The concept of the fishbone diagram and the reverse fishbone diagram
A fishbone diagram helps identify the cause and effect relationship that exists in every system.
The fishbone diagram
The head of the fishbone diagram is the effect; the bones (typically six) in the fishbone diagram are the generic causes behind every effect. Kaouru Ishikawa (1915-1989), a renowned Japanese engineer, identified the generic causes in the fishbone diagram as the six Ms: Machines, Manpower (people), Methods (Processes), Mother Nature (Environment), Money and Measurement.
Once you have your effect, you then can start identifying what the causes are behind that effect. For example, if in the fishbone diagram the effect is “Poor Quality,” one of the causes below the Manpower bone might be “Lack of Training.”
The reverse fishbone diagram: a case study
In my case, I use the fishbone diagram for solutions and outcomes as well; however, I call it the reverse fishbone diagram. You put the solution or outcome in the head (effect) of the fishbone diagram and ask yourself, what do I need in place to ensure this solution or outcome is met? The answers will then be split between the bones, helping you put together a better-rounded project plan.
Below is an example of the application of the reverse fishbone diagram concept. The concept of the reverse fishbone diagram was applied to a project I was leading for Metronet Rail (Metronet Rail looks at maintaining part of the London Underground).
The SAP to Ellipse project
After the integration of one business unit into another one within Metronet, the information systems of those two business units needed to be consolidated. The project objective was to transfer data from a SAP system into an Oracle-based system called Ellipse. Without going into too many details of the project, let’s say this required a full team of three information specialists and a core team of five other part-time members. A project plan was put in place by the information specialists for the transfer of data from SAP into Ellipse.
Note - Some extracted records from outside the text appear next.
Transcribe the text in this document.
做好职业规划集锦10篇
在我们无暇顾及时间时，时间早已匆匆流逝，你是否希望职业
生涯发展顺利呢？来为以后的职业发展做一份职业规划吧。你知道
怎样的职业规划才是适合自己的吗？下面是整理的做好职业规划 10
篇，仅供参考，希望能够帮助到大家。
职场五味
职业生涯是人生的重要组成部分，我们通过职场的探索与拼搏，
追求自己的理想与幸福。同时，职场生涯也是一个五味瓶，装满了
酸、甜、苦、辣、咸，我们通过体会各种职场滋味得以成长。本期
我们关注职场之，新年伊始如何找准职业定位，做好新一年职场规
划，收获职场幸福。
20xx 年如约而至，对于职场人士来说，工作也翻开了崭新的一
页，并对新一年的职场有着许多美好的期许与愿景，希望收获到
This was all well and good and covered what I like to call the “hard” aspect of the project, but I also wanted to ensure that the project was going to be successful from a “softer” perspective (people, processes, culture etc.).
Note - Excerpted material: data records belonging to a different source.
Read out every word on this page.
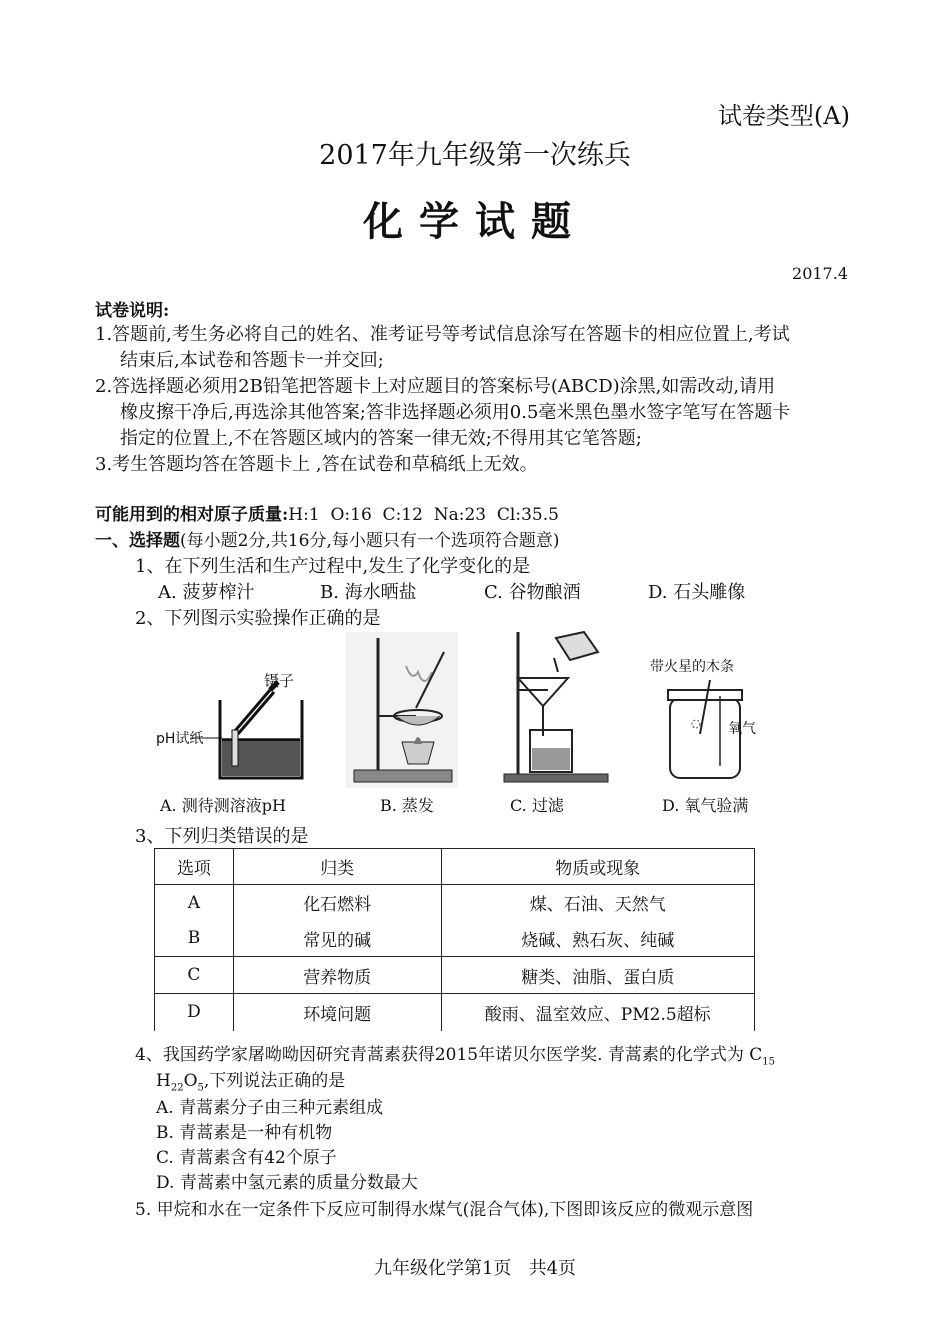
试卷类型(A)
2017年九年级第一次练兵
化学试题
2017.4
试卷说明:
1.答题前,考生务必将自己的姓名、准考证号等考试信息涂写在答题卡的相应位置上,考试
结束后,本试卷和答题卡一并交回;
2.答选择题必须用2B铅笔把答题卡上对应题目的答案标号(ABCD)涂黑,如需改动,请用
橡皮擦干净后,再选涂其他答案;答非选择题必须用0.5毫米黑色墨水签字笔写在答题卡
指定的位置上,不在答题区域内的答案一律无效;不得用其它笔答题;
3.考生答题均答在答题卡上 ,答在试卷和草稿纸上无效。
可能用到的相对原子质量:H:1  O:16  C:12  Na:23  Cl:35.5
一、选择题(每小题2分,共16分,每小题只有一个选项符合题意)
1、在下列生活和生产过程中,发生了化学变化的是
A. 菠萝榨汁	B. 海水晒盐	C. 谷物酿酒	D. 石头雕像
2、下列图示实验操作正确的是
镊子
pH试纸
带火星的木条
氧气
A. 测待测溶液pH	B. 蒸发	C. 过滤	D. 氧气验满
3、下列归类错误的是
选项	归类	物质或现象
A	化石燃料	煤、石油、天然气
B	常见的碱	烧碱、熟石灰、纯碱
C	营养物质	糖类、油脂、蛋白质
D	环境问题	酸雨、温室效应、PM2.5超标
4、我国药学家屠呦呦因研究青蒿素获得2015年诺贝尔医学奖. 青蒿素的化学式为 $C_{15}$
$H_{22}O_5$,下列说法正确的是
A. 青蒿素分子由三种元素组成
B. 青蒿素是一种有机物
C. 青蒿素含有42个原子
D. 青蒿素中氢元素的质量分数最大
5. 甲烷和水在一定条件下反应可制得水煤气(混合气体),下图即该反应的微观示意图
九年级化学第1页   共4页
The execution of the reverse fishbone diagram
To achieve this, I organized a session with the core team of the project, and we created a reverse fishbone diagram to help identify all the critical aspects that had to be in place to ensure a successful project.
In the head of the fish, the project team put the desired outcome (effect), which in this case was simply “SAP to Ellipse Project Successful.” Looking at the generic causes (the bones), the team initially identified 13 critical aspects that needed to be in place to achieve a successful outcome of the project.
For example, under the Measurement bone, the team identified that we needed to have a regular project steering committee every two weeks with the project sponsor to update him on the project and resolve risks and issues. On the Machine bone, we identified that we needed “organized access to both systems for members of the core team.” And so on and so forth.
The fishbone diagram: lessons learned
Some of the items on the fishbone diagram might seem obvious, but as a project manager who had no experience or knowledge in the information system field, this tool helped me identify all the “softer” actions I needed to take to ensure a successful project. Each one of these items on the fishbone diagram ended up on my project plan with start and end dates, action owners and predecessors.
This fishbone diagram is the first draft that was put together as a team. As the project advanced, I kept adding components to the fishbone diagram, hence improving, as a consequence, my project execution.
The reverse fishbone diagram also helped me make sure I was covering “all the bases.” I achieved this by constantly reviewing the fishbone diagram with the core team and asking a question about a bone that I felt lacked content. The “Mother Nature” bone on the fishbone diagram, for example, which covers softer things such as business environment and culture, often lacked “meat,” so I would push the team for answers, asking, “Is there anything else we can do from a cultural perspective to ensure a successful outcome?” The answers were then added to the bone, and if validated, added to the project plan.
The project was delivered on time and under budget. I like to think that the reverse fishbone diagram contributed to a big part in making this project successful.